One who's evidently insulted with the increasing misconceptions of Hollywood, is independent filmmaker and blogger Jehanzeb Dar, 26, who's a player and loyal follower of the video game.

When Disney studios made an announcement regarding plans to create a live-action adaptation of Prince of Persia, Dar was quite hoping it would be a 'serious story' that would thwart stereotypes and false ideologies. But what came was a slap-in-the-face for the filmmaker, when none of the film's principal cast were of Iranian, Middle Eastern or Muslim descent. Especially the one tasked with filling in the shoes of hero Dastan, none other than Brokeback Mountain's Jake Gyllenhaal.

"It's insulting that people of color - especially Middle Easteners or South Asians- are not allowed to portray ourselves in these roles. That's a big problem a lot of people in the community are having with this film," remarks Dar.

It's not the first time Hollywood has sort of gotten away with it.

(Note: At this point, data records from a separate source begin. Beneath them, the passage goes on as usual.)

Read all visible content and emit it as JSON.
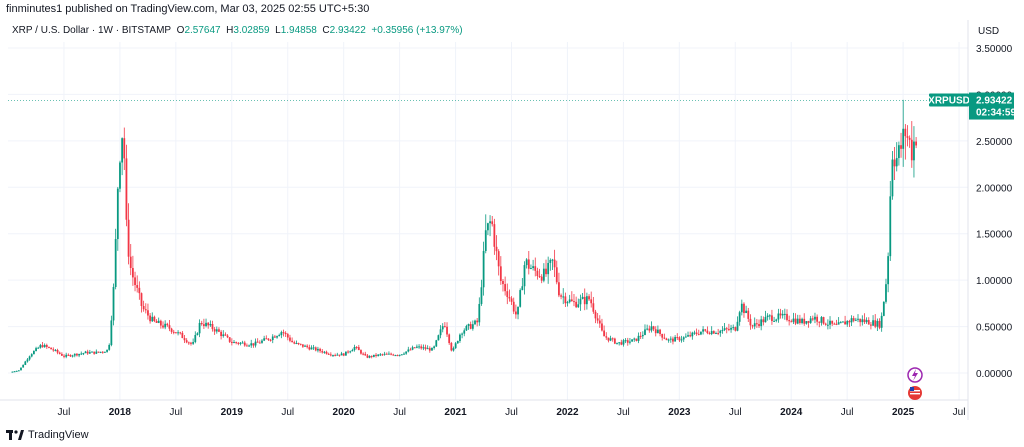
{
  "header": {
    "published": "finminutes1 published on TradingView.com, Mar 03, 2025 02:55 UTC+5:30"
  },
  "legend": {
    "symbol": "XRP / U.S. Dollar · 1W · BITSTAMP",
    "open_label": "O",
    "open": "2.57647",
    "high_label": "H",
    "high": "3.02859",
    "low_label": "L",
    "low": "1.94858",
    "close_label": "C",
    "close": "2.93422",
    "change": "+0.35956 (+13.97%)"
  },
  "currency": "USD",
  "price_tag": {
    "symbol": "XRPUSD",
    "price": "2.93422",
    "countdown": "02:34:59"
  },
  "footer": {
    "brand": "TradingView"
  },
  "colors": {
    "up": "#089981",
    "down": "#f23645",
    "grid": "#f0f3fa",
    "last_line": "#089981"
  },
  "chart_data": {
    "type": "candlestick",
    "title": "XRP / U.S. Dollar · 1W · BITSTAMP",
    "ylim": [
      -0.2,
      3.6
    ],
    "y_ticks": [
      0.0,
      0.5,
      1.0,
      1.5,
      2.0,
      2.5,
      3.0,
      3.5
    ],
    "y_tick_labels": [
      "0.00000",
      "0.50000",
      "1.00000",
      "1.50000",
      "2.00000",
      "2.50000",
      "3.00000",
      "3.50000"
    ],
    "x_tick_labels": [
      "Jul",
      "2018",
      "Jul",
      "2019",
      "Jul",
      "2020",
      "Jul",
      "2021",
      "Jul",
      "2022",
      "Jul",
      "2023",
      "Jul",
      "2024",
      "Jul",
      "2025",
      "Jul"
    ],
    "xlim": [
      2017.0,
      2025.58
    ],
    "x_tick_positions": [
      2017.5,
      2018.0,
      2018.5,
      2019.0,
      2019.5,
      2020.0,
      2020.5,
      2021.0,
      2021.5,
      2022.0,
      2022.5,
      2023.0,
      2023.5,
      2024.0,
      2024.5,
      2025.0,
      2025.5
    ],
    "last_price": 2.93422,
    "anchors": [
      [
        2017.02,
        0.01
      ],
      [
        2017.1,
        0.03
      ],
      [
        2017.2,
        0.2
      ],
      [
        2017.3,
        0.3
      ],
      [
        2017.4,
        0.25
      ],
      [
        2017.5,
        0.18
      ],
      [
        2017.6,
        0.2
      ],
      [
        2017.7,
        0.22
      ],
      [
        2017.8,
        0.22
      ],
      [
        2017.9,
        0.25
      ],
      [
        2017.95,
        1.0
      ],
      [
        2017.99,
        2.3
      ],
      [
        2018.03,
        2.7
      ],
      [
        2018.06,
        1.5
      ],
      [
        2018.1,
        1.1
      ],
      [
        2018.15,
        0.9
      ],
      [
        2018.2,
        0.7
      ],
      [
        2018.3,
        0.55
      ],
      [
        2018.45,
        0.48
      ],
      [
        2018.55,
        0.4
      ],
      [
        2018.65,
        0.3
      ],
      [
        2018.72,
        0.55
      ],
      [
        2018.85,
        0.47
      ],
      [
        2019.0,
        0.33
      ],
      [
        2019.2,
        0.31
      ],
      [
        2019.35,
        0.38
      ],
      [
        2019.45,
        0.45
      ],
      [
        2019.55,
        0.32
      ],
      [
        2019.7,
        0.27
      ],
      [
        2019.9,
        0.2
      ],
      [
        2020.0,
        0.2
      ],
      [
        2020.1,
        0.28
      ],
      [
        2020.2,
        0.17
      ],
      [
        2020.35,
        0.2
      ],
      [
        2020.5,
        0.2
      ],
      [
        2020.65,
        0.28
      ],
      [
        2020.8,
        0.25
      ],
      [
        2020.9,
        0.55
      ],
      [
        2020.97,
        0.22
      ],
      [
        2021.05,
        0.45
      ],
      [
        2021.2,
        0.55
      ],
      [
        2021.27,
        1.5
      ],
      [
        2021.32,
        1.65
      ],
      [
        2021.4,
        1.0
      ],
      [
        2021.47,
        0.85
      ],
      [
        2021.55,
        0.6
      ],
      [
        2021.62,
        1.2
      ],
      [
        2021.7,
        1.1
      ],
      [
        2021.8,
        1.05
      ],
      [
        2021.87,
        1.2
      ],
      [
        2021.93,
        0.85
      ],
      [
        2022.05,
        0.75
      ],
      [
        2022.2,
        0.8
      ],
      [
        2022.32,
        0.4
      ],
      [
        2022.45,
        0.32
      ],
      [
        2022.6,
        0.35
      ],
      [
        2022.75,
        0.5
      ],
      [
        2022.9,
        0.35
      ],
      [
        2023.05,
        0.38
      ],
      [
        2023.2,
        0.45
      ],
      [
        2023.35,
        0.45
      ],
      [
        2023.5,
        0.48
      ],
      [
        2023.55,
        0.75
      ],
      [
        2023.65,
        0.5
      ],
      [
        2023.8,
        0.6
      ],
      [
        2023.95,
        0.6
      ],
      [
        2024.1,
        0.55
      ],
      [
        2024.2,
        0.6
      ],
      [
        2024.4,
        0.5
      ],
      [
        2024.55,
        0.58
      ],
      [
        2024.7,
        0.55
      ],
      [
        2024.8,
        0.52
      ],
      [
        2024.86,
        1.1
      ],
      [
        2024.9,
        2.4
      ],
      [
        2024.95,
        2.3
      ],
      [
        2025.02,
        2.6
      ],
      [
        2025.08,
        2.4
      ],
      [
        2025.12,
        2.6
      ],
      [
        2025.13,
        2.93422
      ]
    ]
  }
}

There was John Wayne who portrayed legend Genghis Khan in The Conqueror, comedian Peter Sellers as the bumbling Indian in The Party, and not to forget Mickey Rooney's Mr. Yunioshi character from Breakfast at Tiffany's.

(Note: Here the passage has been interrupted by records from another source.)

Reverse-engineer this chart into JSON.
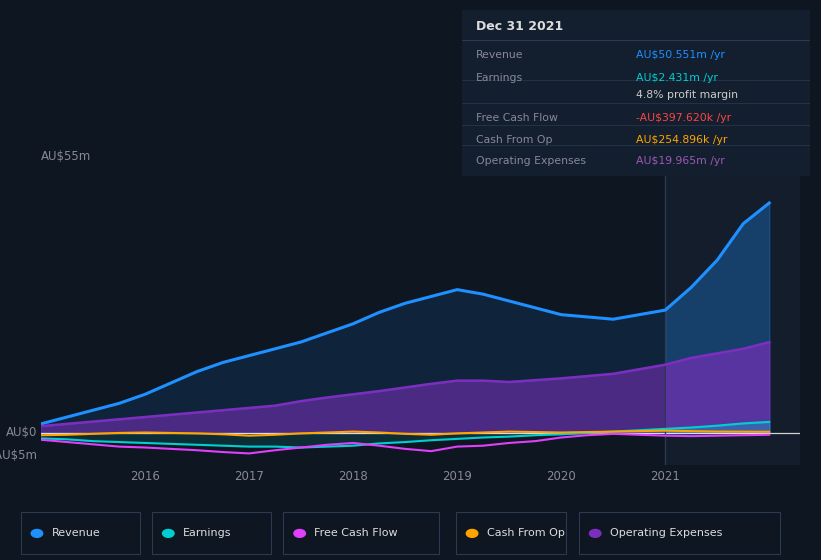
{
  "background_color": "#0e1621",
  "plot_bg_color": "#0e1621",
  "years": [
    2015.0,
    2015.25,
    2015.5,
    2015.75,
    2016.0,
    2016.25,
    2016.5,
    2016.75,
    2017.0,
    2017.25,
    2017.5,
    2017.75,
    2018.0,
    2018.25,
    2018.5,
    2018.75,
    2019.0,
    2019.25,
    2019.5,
    2019.75,
    2020.0,
    2020.25,
    2020.5,
    2020.75,
    2021.0,
    2021.25,
    2021.5,
    2021.75,
    2022.0
  ],
  "revenue": [
    2.0,
    3.5,
    5.0,
    6.5,
    8.5,
    11.0,
    13.5,
    15.5,
    17.0,
    18.5,
    20.0,
    22.0,
    24.0,
    26.5,
    28.5,
    30.0,
    31.5,
    30.5,
    29.0,
    27.5,
    26.0,
    25.5,
    25.0,
    26.0,
    27.0,
    32.0,
    38.0,
    46.0,
    50.551
  ],
  "earnings": [
    -1.2,
    -1.4,
    -1.8,
    -2.0,
    -2.2,
    -2.4,
    -2.6,
    -2.8,
    -3.0,
    -3.0,
    -3.2,
    -3.0,
    -2.8,
    -2.3,
    -2.0,
    -1.6,
    -1.3,
    -1.0,
    -0.8,
    -0.5,
    -0.3,
    -0.0,
    0.3,
    0.6,
    0.9,
    1.2,
    1.6,
    2.1,
    2.431
  ],
  "free_cash_flow": [
    -1.5,
    -2.0,
    -2.5,
    -3.0,
    -3.2,
    -3.5,
    -3.8,
    -4.2,
    -4.5,
    -3.8,
    -3.2,
    -2.6,
    -2.2,
    -2.8,
    -3.5,
    -4.0,
    -3.0,
    -2.8,
    -2.2,
    -1.8,
    -1.0,
    -0.5,
    -0.2,
    -0.4,
    -0.6,
    -0.7,
    -0.6,
    -0.5,
    -0.3976
  ],
  "cash_from_op": [
    -0.5,
    -0.4,
    -0.2,
    0.0,
    0.1,
    0.0,
    -0.1,
    -0.3,
    -0.6,
    -0.4,
    -0.1,
    0.1,
    0.3,
    0.1,
    -0.2,
    -0.4,
    -0.1,
    0.1,
    0.3,
    0.2,
    0.1,
    0.2,
    0.3,
    0.4,
    0.5,
    0.4,
    0.3,
    0.28,
    0.254896
  ],
  "operating_expenses": [
    1.5,
    2.0,
    2.5,
    3.0,
    3.5,
    4.0,
    4.5,
    5.0,
    5.5,
    6.0,
    7.0,
    7.8,
    8.5,
    9.2,
    10.0,
    10.8,
    11.5,
    11.5,
    11.2,
    11.6,
    12.0,
    12.5,
    13.0,
    14.0,
    15.0,
    16.5,
    17.5,
    18.5,
    19.965
  ],
  "revenue_color": "#1e90ff",
  "earnings_color": "#00ced1",
  "free_cash_flow_color": "#e040fb",
  "cash_from_op_color": "#ffa500",
  "operating_expenses_color": "#7b2fbe",
  "highlight_start": 2021.0,
  "ylim_top": 57,
  "ylim_bottom": -7,
  "xlim_left": 2015.0,
  "xlim_right": 2022.3,
  "xtick_positions": [
    2016,
    2017,
    2018,
    2019,
    2020,
    2021
  ],
  "info_box": {
    "title": "Dec 31 2021",
    "rows": [
      {
        "label": "Revenue",
        "value": "AU$50.551m /yr",
        "value_color": "#1e90ff"
      },
      {
        "label": "Earnings",
        "value": "AU$2.431m /yr",
        "value_color": "#00ced1"
      },
      {
        "label": "",
        "value": "4.8% profit margin",
        "value_color": "#cccccc"
      },
      {
        "label": "Free Cash Flow",
        "value": "-AU$397.620k /yr",
        "value_color": "#ff4444"
      },
      {
        "label": "Cash From Op",
        "value": "AU$254.896k /yr",
        "value_color": "#ffa500"
      },
      {
        "label": "Operating Expenses",
        "value": "AU$19.965m /yr",
        "value_color": "#9b59b6"
      }
    ]
  },
  "legend_items": [
    {
      "label": "Revenue",
      "color": "#1e90ff"
    },
    {
      "label": "Earnings",
      "color": "#00ced1"
    },
    {
      "label": "Free Cash Flow",
      "color": "#e040fb"
    },
    {
      "label": "Cash From Op",
      "color": "#ffa500"
    },
    {
      "label": "Operating Expenses",
      "color": "#7b2fbe"
    }
  ],
  "grid_color": "#1e2d40",
  "text_color": "#888899",
  "white_color": "#dddddd",
  "zero_line_color": "#ffffff",
  "divider_color": "#2a3a50",
  "info_bg_color": "#131f2e",
  "highlight_bg_color": "#162030"
}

Besides Gyllenhaal and British actress Gemma Aterton's portrayal of Iranian characters in the dagger-wielding action Prince of Persia, we have another big budget flick, The Last Airbender.

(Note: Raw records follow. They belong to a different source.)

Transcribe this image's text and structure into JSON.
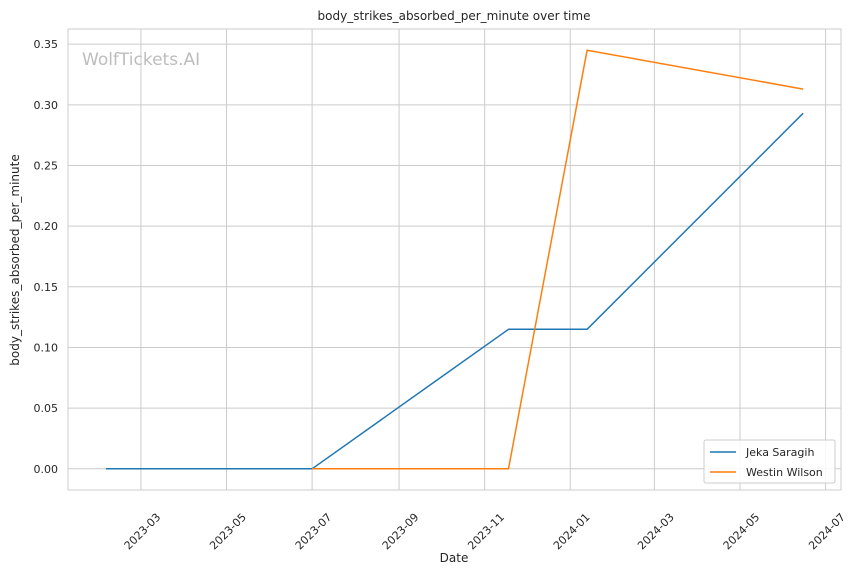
{
  "chart_data": {
    "type": "line",
    "title": "body_strikes_absorbed_per_minute over time",
    "xlabel": "Date",
    "ylabel": "body_strikes_absorbed_per_minute",
    "watermark": "WolfTickets.AI",
    "grid": true,
    "legend_position": "bottom-right",
    "xlim": [
      "2023-01-08",
      "2024-07-12"
    ],
    "ylim": [
      -0.0175,
      0.3625
    ],
    "x_ticks": [
      "2023-03",
      "2023-05",
      "2023-07",
      "2023-09",
      "2023-11",
      "2024-01",
      "2024-03",
      "2024-05",
      "2024-07"
    ],
    "y_ticks": [
      "0.00",
      "0.05",
      "0.10",
      "0.15",
      "0.20",
      "0.25",
      "0.30",
      "0.35"
    ],
    "series": [
      {
        "name": "Jeka Saragih",
        "color": "#1f77b4",
        "points": [
          {
            "x": "2023-02-04",
            "y": 0.0
          },
          {
            "x": "2023-07-01",
            "y": 0.0
          },
          {
            "x": "2023-11-18",
            "y": 0.115
          },
          {
            "x": "2024-01-13",
            "y": 0.115
          },
          {
            "x": "2024-06-15",
            "y": 0.293
          }
        ]
      },
      {
        "name": "Westin Wilson",
        "color": "#ff7f0e",
        "points": [
          {
            "x": "2023-07-01",
            "y": 0.0
          },
          {
            "x": "2023-11-18",
            "y": 0.0
          },
          {
            "x": "2024-01-13",
            "y": 0.345
          },
          {
            "x": "2024-06-15",
            "y": 0.313
          }
        ]
      }
    ]
  }
}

Producers of the film are on the brink of being boycotted by fans after learning that white actors are cast in three primary roles, which loyal followers of the Nickelodeon animated version insist are Asian and Native American.

Racial discrimination needs to be eliminated in all areas of our daily living. So wake up and get real, Hollywood!

For a round-up of reviews of The Prince of Persia: The Sands of Time, click here.

See also the previous Wild Reed posts:
What Muslims Want
Irene Khan: Shaking Things Up Down Under
Tariq Ali Discusses Rudyard Kipling


PrickliestPear said...

I thought it was rather lame of them to cast a white guy as a Persian. I found it doubly lame when I saw the trailer and discovered that he's not only a white guy playing a Persian, but a white American playing a Persian with a British accent.

Jayden Cameron said...

hmmm...just as a point of interest, have you seen the recent History Channel documentary on "The Real Face of Jesus," documenting the efforts of a team of graphic experts as they use cutting edge 3D software to reconstruct the face on the Shroud of Turin. Final result looks very Jewish. Looks even more Jewish if you compare it to the face of Barrie Schwarz, the Jewish scholar who runs the leading scientific website devoted to study of the Shroud. Barrie has always maintained that the figure on the shroud exhibits many Semetic characteristics, including the hair braid at the back of the neck that was the fashion for Jewish men of the time and which is not found on a single Western painting of the Nazarene Master. I think I'll be skipping Prince of Persia, though I'm grateful that Mr. Gyllenhaul made the fine movie, Rendition.

Mareczku said...

In regard to "casting a white guy as a Persian" I think people need to realize that Iranians are white people. They are caucasians and their language is from the same Indo-European group of languages as English, Spanish, German, Russian, Italian, Polish, Hindi, etc. The point should have been that they use Iranians for major parts in this movie.

Liam said...

And Jake was obviously chosen for a cousinly resemblance to the former crown prince of Iran:

Let's not forget Iran replaced Persia by his grandfather during the latter's decision to ape Hitler's emphasis on things Aryan...

crystal said...

The only Persians I know about are Darius and Xerxes (around the time of the Greco-Persian wars) and I believe the Persians of that time, which is when I think the movie is set(?), were caucasian, if often dark haired and eyed.

Anonymous said...

ZZZZZZ. Persians are Caucasian. But the real issue is the Gyllenhaal is Jewish.

And if we're gonna play this game, let's make sure no Persian or Middle Eastern or Asian or Black actors play parts written for "whites".